River watched her curiously, lightly pushing her head back into the hand now cradling it. The fingers came out with a strip of cloth dangling from between them as the Doctor raised her hand.

The Doctor watched River's face go all tender and fond at the sight of her old bowtie. "Look at you," she whispered reverently, impetuously cupping River's other cheek with the hand holding the tie as she gazed at her. Then she grinned as she let River go. "What was that about irrational attachments to clothing, dear?"

River smiled, not bothering to firm up the melty feeling muscles of her face. She didn't feel any need to maintain pretenses, not with the Doctor, not anymore.

The Doctor, not needing more of an answer, reached around herself for River's left hand and took it in both of hers.

"Still the sentimental idiot," River said, ignoring the way her hearts fluttered as this new Doctor reached for her to make the same old gesture. She turned her hand over in the Doctor's, who looped one end of the tie around her palm and then looped the other around her own. As they circled their wrists, binding their hands more closely, River looked up to the Doctor's eyes, which she found already on her face. "Marrying me again, then?"

Words suddenly seeming too inadequate, the Doctor pressed into River again and kissed her, heatedly still but in a new way entirely this time, open mouth moving continuously over and against River's.

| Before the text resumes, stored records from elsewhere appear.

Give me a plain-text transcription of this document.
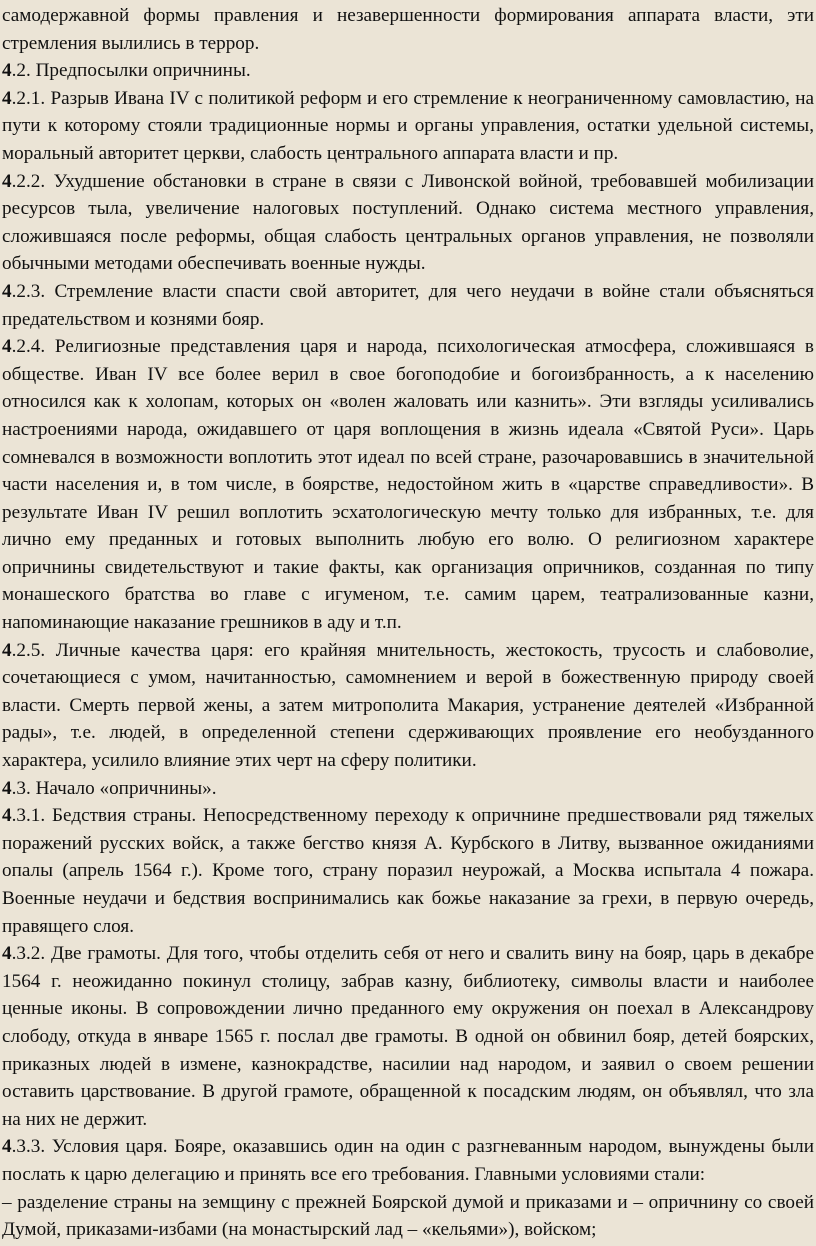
самодержавной формы правления и незавершенности формирования аппарата власти, эти стремления вылились в террор.

4.2. Предпосылки опричнины.

4.2.1. Разрыв Ивана IV с политикой реформ и его стремление к неограниченному самовластию, на пути к которому стояли традиционные нормы и органы управления, остатки удельной системы, моральный авторитет церкви, слабость центрального аппарата власти и пр.

4.2.2. Ухудшение обстановки в стране в связи с Ливонской войной, требовавшей мобилизации ресурсов тыла, увеличение налоговых поступлений. Однако система местного управления, сложившаяся после реформы, общая слабость центральных органов управления, не позволяли обычными методами обеспечивать военные нужды.

4.2.3. Стремление власти спасти свой авторитет, для чего неудачи в войне стали объясняться предательством и кознями бояр.

4.2.4. Религиозные представления царя и народа, психологическая атмосфера, сложившаяся в обществе. Иван IV все более верил в свое богоподобие и богоизбранность, а к населению относился как к холопам, которых он «волен жаловать или казнить». Эти взгляды усиливались настроениями народа, ожидавшего от царя воплощения в жизнь идеала «Святой Руси». Царь сомневался в возможности воплотить этот идеал по всей стране, разочаровавшись в значительной части населения и, в том числе, в боярстве, недостойном жить в «царстве справедливости». В результате Иван IV решил воплотить эсхатологическую мечту только для избранных, т.е. для лично ему преданных и готовых выполнить любую его волю. О религиозном характере опричнины свидетельствуют и такие факты, как организация опричников, созданная по типу монашеского братства во главе с игуменом, т.е. самим царем, театрализованные казни, напоминающие наказание грешников в аду и т.п.

4.2.5. Личные качества царя: его крайняя мнительность, жестокость, трусость и слабоволие, сочетающиеся с умом, начитанностью, самомнением и верой в божественную природу своей власти. Смерть первой жены, а затем митрополита Макария, устранение деятелей «Избранной рады», т.е. людей, в определенной степени сдерживающих проявление его необузданного характера, усилило влияние этих черт на сферу политики.

4.3. Начало «опричнины».

4.3.1. Бедствия страны. Непосредственному переходу к опричнине предшествовали ряд тяжелых поражений русских войск, а также бегство князя А. Курбского в Литву, вызванное ожиданиями опалы (апрель 1564 г.). Кроме того, страну поразил неурожай, а Москва испытала 4 пожара. Военные неудачи и бедствия воспринимались как божье наказание за грехи, в первую очередь, правящего слоя.

4.3.2. Две грамоты. Для того, чтобы отделить себя от него и свалить вину на бояр, царь в декабре 1564 г. неожиданно покинул столицу, забрав казну, библиотеку, символы власти и наиболее ценные иконы. В сопровождении лично преданного ему окружения он поехал в Александрову слободу, откуда в январе 1565 г. послал две грамоты. В одной он обвинил бояр, детей боярских, приказных людей в измене, казнокрадстве, насилии над народом, и заявил о своем решении оставить царствование. В другой грамоте, обращенной к посадским людям, он объявлял, что зла на них не держит.

4.3.3. Условия царя. Бояре, оказавшись один на один с разгневанным народом, вынуждены были послать к царю делегацию и принять все его требования. Главными условиями стали:

– разделение страны на земщину с прежней Боярской думой и приказами и – опричнину со своей Думой, приказами-избами (на монастырский лад – «кельями»), войском;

River laced her fingers of her bound hand through the Doctor's and wrapped her other arm snugly around the small of her back, tugging her close and kissing her back with equal fervor.

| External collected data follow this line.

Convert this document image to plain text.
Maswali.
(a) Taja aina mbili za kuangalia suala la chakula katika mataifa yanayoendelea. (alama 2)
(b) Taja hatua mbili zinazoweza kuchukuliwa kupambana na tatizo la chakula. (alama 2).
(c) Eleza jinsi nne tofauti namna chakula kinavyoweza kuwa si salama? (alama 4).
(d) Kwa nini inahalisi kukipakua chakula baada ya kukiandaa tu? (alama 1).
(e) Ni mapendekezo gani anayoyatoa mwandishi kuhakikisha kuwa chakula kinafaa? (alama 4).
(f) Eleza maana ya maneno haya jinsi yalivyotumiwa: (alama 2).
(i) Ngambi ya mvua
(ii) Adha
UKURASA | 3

After several moments the Doctor pulled back, breathing hard, pleased and just that much more turned on when she saw that River's breath too had speeded up. "The wardrobe's out, right?"

"Oh yes." River ran her fingertips greedily over the Doctor's parted lips. "Our bedroom instead?"

The Doctor nodded, closing her eyes and letting her jaw fall open and her head fall slightly to one side and then back as River's fingers slid wetly over her mouth.

River made a sound of pure frustrated want and pushed on the Doctor's opposite shoulder as she tugged on her bound hand, turning her around. "Our bedroom," she repeated a bit more loudly as she started them off down the corridor with another tug on the Doctor's hand, and the very next door they came to was the door to their bedroom because that was the way things worked when River was aboard the TARDIS.

"Oh, sweetie," River said a bit breathlessly as she closed the door behind them with a hip and embraced the Doctor again. "I have so many things to show you."